The parameters of the trial run are usually written into the vendor contract signed at the end of the Application Solution Selection project. The trial runs will typically be timeboxed to a 30, 60, or 90-day test period where the organization is allowed to install the package and try out the features that must work well for the package to be accepted. Vendor assistance during this period may also be written into the trial run agreement.
A trial run gives the organization an opportunity to "explore and discover" package capabilities in an environment similar to the target environment. Users can try out package features to understand how they apply to their business environment. Developers can try out different configuration and customization options to understand how to make required changes to the package before it is deployed. The desired end result of a trial run is a confirmation that the right package was selected.

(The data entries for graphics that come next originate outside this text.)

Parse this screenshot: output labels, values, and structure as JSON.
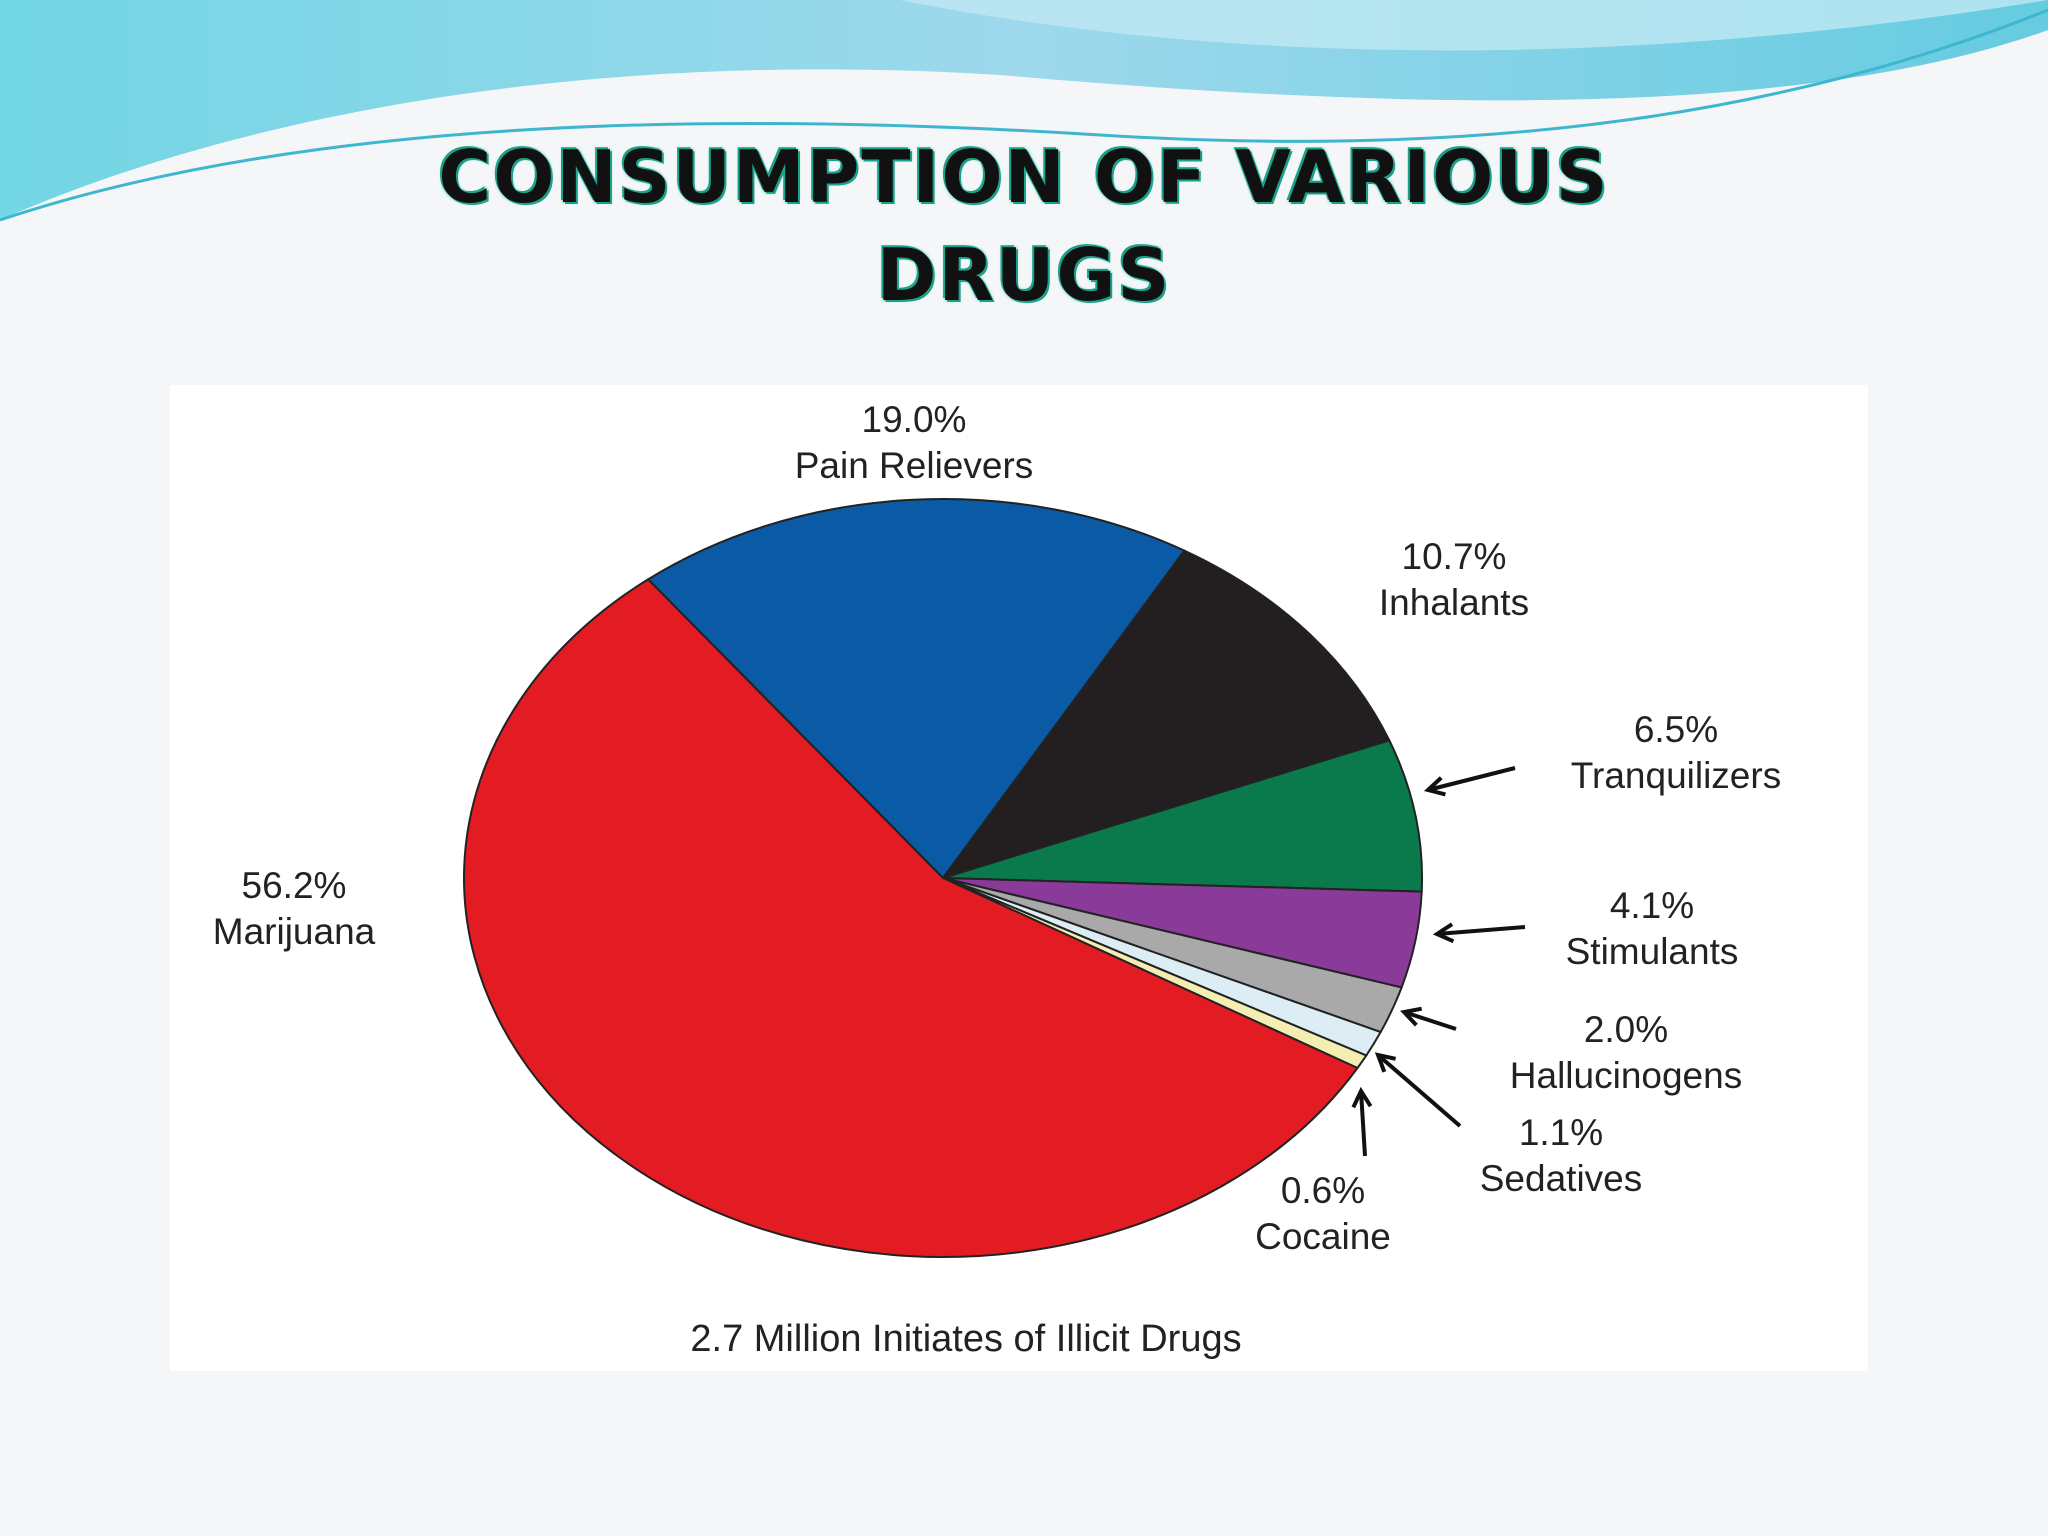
{
  "chart_data": {
    "type": "pie",
    "title": "CONSUMPTION OF VARIOUS DRUGS",
    "subtitle": "2.7 Million Initiates of Illicit Drugs",
    "categories": [
      "Pain Relievers",
      "Inhalants",
      "Tranquilizers",
      "Stimulants",
      "Hallucinogens",
      "Sedatives",
      "Cocaine",
      "Marijuana"
    ],
    "values": [
      19.0,
      10.7,
      6.5,
      4.1,
      2.0,
      1.1,
      0.6,
      56.2
    ],
    "value_labels": [
      "19.0%",
      "10.7%",
      "6.5%",
      "4.1%",
      "2.0%",
      "1.1%",
      "0.6%",
      "56.2%"
    ],
    "colors": [
      "#0b5aa6",
      "#231f20",
      "#0a7a4c",
      "#8a3a98",
      "#a9a9a9",
      "#dcedf5",
      "#f4eeb2",
      "#e31b23"
    ]
  }
}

Customization and Upgrades
The Application Solution Implementation Team should carefully assess the degree and method of customization to be applied to the application package. Too much customization or certain types of customization methods may lock the organization into a situation where package upgrades may be expensive and time-consuming. For example, if future releases of the package do not provide a capability to roll customized features forward into the next release, some or the entire configuration and customization work will need to be repeated.
The implementation team should examine different methods for implementing each type of change that must be made to the package. Different methods for implementing changes might include setting parameters at installation time, using customization features provided in the package, or developing small custom components that can be integrated with the package. The team should carefully consider the implication of each method on functionality, usability, performance, and maintainability. Be sure to check with the vendor to determine whether the approach that has been chosen will enable changes to be easily migrated to future releases of the package.
Implementation Team Composition
The composition of the Application Solution Implementation Team should remain relatively consistent throughout the Application Solution Enablement and Deployment stages. This continuity is necessary to ensure consistency in the configuration, customization, and testing of package components, and to ensure good team productivity. The implementation team is likely to take on additional team members at the beginning of the Deployment stage to address the increased workload of deploying the package at specified sites. In addition, this core team to augment the team's knowledge and expertise may call upon business and technical experts.
The team may be organized into subteams to address specific aspects of the implementation (e.g., interfaces, customization, cultural changes, and system operations). To achieve the greatest productivity, team members should focus on the same components throughout the implementation process to provide a clear understanding of accountability for delivery.